Sylvia Iriondo: The president of a group called Mothers and Women Against Repression, Iriondo was incensed at claims by Cuban-American supporters of Obama’s policy that Cuba had changed and should be supported for liberalizing.

“With all due respect, where have they been these past 56 years? If they are part of our community, they must have felt the pain of thousands of Cubans who were victims of arbitrary human rights violations by a regime intent on maintaining its grip on power via repression and terror,” she wrote at the Miami Herald in December 2015.

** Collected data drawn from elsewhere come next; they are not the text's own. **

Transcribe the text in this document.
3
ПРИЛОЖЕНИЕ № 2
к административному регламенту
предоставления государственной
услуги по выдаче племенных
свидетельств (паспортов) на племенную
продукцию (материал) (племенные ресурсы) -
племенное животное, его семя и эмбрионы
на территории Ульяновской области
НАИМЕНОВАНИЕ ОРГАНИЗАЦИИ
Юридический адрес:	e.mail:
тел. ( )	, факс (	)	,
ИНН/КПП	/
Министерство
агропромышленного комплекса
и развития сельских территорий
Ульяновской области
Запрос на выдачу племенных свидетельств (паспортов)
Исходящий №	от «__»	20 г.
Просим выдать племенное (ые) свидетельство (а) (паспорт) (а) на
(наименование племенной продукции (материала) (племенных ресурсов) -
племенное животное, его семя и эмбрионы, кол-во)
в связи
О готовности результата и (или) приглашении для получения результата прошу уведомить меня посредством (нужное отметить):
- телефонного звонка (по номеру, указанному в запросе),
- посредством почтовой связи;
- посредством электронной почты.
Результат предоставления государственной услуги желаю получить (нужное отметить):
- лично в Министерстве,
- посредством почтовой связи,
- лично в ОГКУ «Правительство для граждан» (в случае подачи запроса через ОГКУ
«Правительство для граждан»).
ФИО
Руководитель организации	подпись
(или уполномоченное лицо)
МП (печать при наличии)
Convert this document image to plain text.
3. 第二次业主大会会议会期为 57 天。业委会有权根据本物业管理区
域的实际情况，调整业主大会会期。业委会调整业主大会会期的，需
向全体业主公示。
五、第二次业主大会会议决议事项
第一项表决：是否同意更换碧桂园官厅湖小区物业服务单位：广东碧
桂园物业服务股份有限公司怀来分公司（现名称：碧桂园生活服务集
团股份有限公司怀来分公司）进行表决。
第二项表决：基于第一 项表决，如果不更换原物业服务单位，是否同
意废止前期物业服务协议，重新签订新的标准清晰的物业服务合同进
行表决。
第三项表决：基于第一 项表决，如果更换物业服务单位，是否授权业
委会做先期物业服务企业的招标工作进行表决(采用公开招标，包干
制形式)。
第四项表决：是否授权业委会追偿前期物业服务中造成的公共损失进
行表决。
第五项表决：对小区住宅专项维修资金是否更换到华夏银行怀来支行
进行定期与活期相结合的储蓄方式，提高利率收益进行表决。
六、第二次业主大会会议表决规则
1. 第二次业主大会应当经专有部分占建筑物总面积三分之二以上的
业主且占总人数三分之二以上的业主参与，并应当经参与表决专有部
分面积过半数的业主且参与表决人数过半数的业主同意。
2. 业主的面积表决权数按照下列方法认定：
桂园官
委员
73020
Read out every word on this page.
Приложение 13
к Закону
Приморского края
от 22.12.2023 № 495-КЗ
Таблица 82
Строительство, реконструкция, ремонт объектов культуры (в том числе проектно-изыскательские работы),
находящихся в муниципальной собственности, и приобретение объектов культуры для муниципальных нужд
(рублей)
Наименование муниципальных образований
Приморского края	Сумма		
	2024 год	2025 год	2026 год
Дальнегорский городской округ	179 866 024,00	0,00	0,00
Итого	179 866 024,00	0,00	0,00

She wondered how any member of the Cuban-American community could fail to see that the Castro regime was still killing its opponents, driving families to escape the island, and using totalitarian tactics to retain power.

“These gentlemen are not my fellow Cuban Americans,” she declared.

Iriondo was angered by the way President Obama’s supporters were ready to forget about all those who “have given their lives for freedom or have died in the pursuit of freedom,” as she said at an event commemorating the Castro regime’s victims.

Luis Haza: Born in Cuba, violinist Luis Haza was a child prodigy who began performing at the age of 11. His father was murdered by Fidel Castro when he was a child for the crime of supporting democracy and the mistake of thinking Castro would deliver it. He refused international scholarship offers to study with some of the world’s greatest violinists, telling a Cuban official: “No, but if you send me to the United States, I will go.” His family eventually fled Cuba for Spain, and then came to America.

“I had so much emotion pent up that music became my obsession. Since I could not express my feelings verbally, violin became my way of expression,” he said in a 2003 interview. He is now able to express those feelings verbally, musically, and through tireless education and activism in the cause of freedom.

As President Trump said during his introduction of Haza in Miami on Friday, he was forced at gunpoint to play music after refusing to participate in a command performance for Raul Castro, so he played the American national anthem, which he also performed before Trump’s address.

“You could hear a pin drop. I finished playing, and nobody knew what to do,” he said of that boyhood act of defiance against Castro’s evil.

Jorge Luis Garcia Perez and Bertha Antunez: Jorge Luis Garcia Perez, who often goes by the name “Antunez,” was arrested in 1990 at the age of 24 for protesting the Castro regime and its discrimination against the Afro-Cuban minority. His five-year sentence ended up lasting for 17 years, thanks to such acts of defiance as refusing to attend “re-education” sessions.

He wrote that “like many young Cubans, I have wasted my best years in prison, charged with the sole crime of not sharing the government’s ideology.”

His sister Bertha Antunez strenuously objected to President Obama’s normalization of relations with Cuba, signing an open letter calling it “little more than a string of unilateral concessions to a totalitarian dictatorship that has tirelessly repressed the Cuban people for the past 56 years.”

“This has been a year of repression and jailings in Cuba,” she said in 2015. “The repression has increased in Cuba because the government believes that it can repress anytime and nothing happens. On the contrary, they have recognized us as a legitimate government.”

Bertha Antunez was chosen to collect an award from the National Endowment for Democracy on behalf of a group of Cuban dissidents, including her father, in 2009. President Obama did not meet with her or issue a message of support to the group she represented, despite two weeks’ advance notice. The Obama White House responded to media inquiries about the snub by claiming it was a clerical error.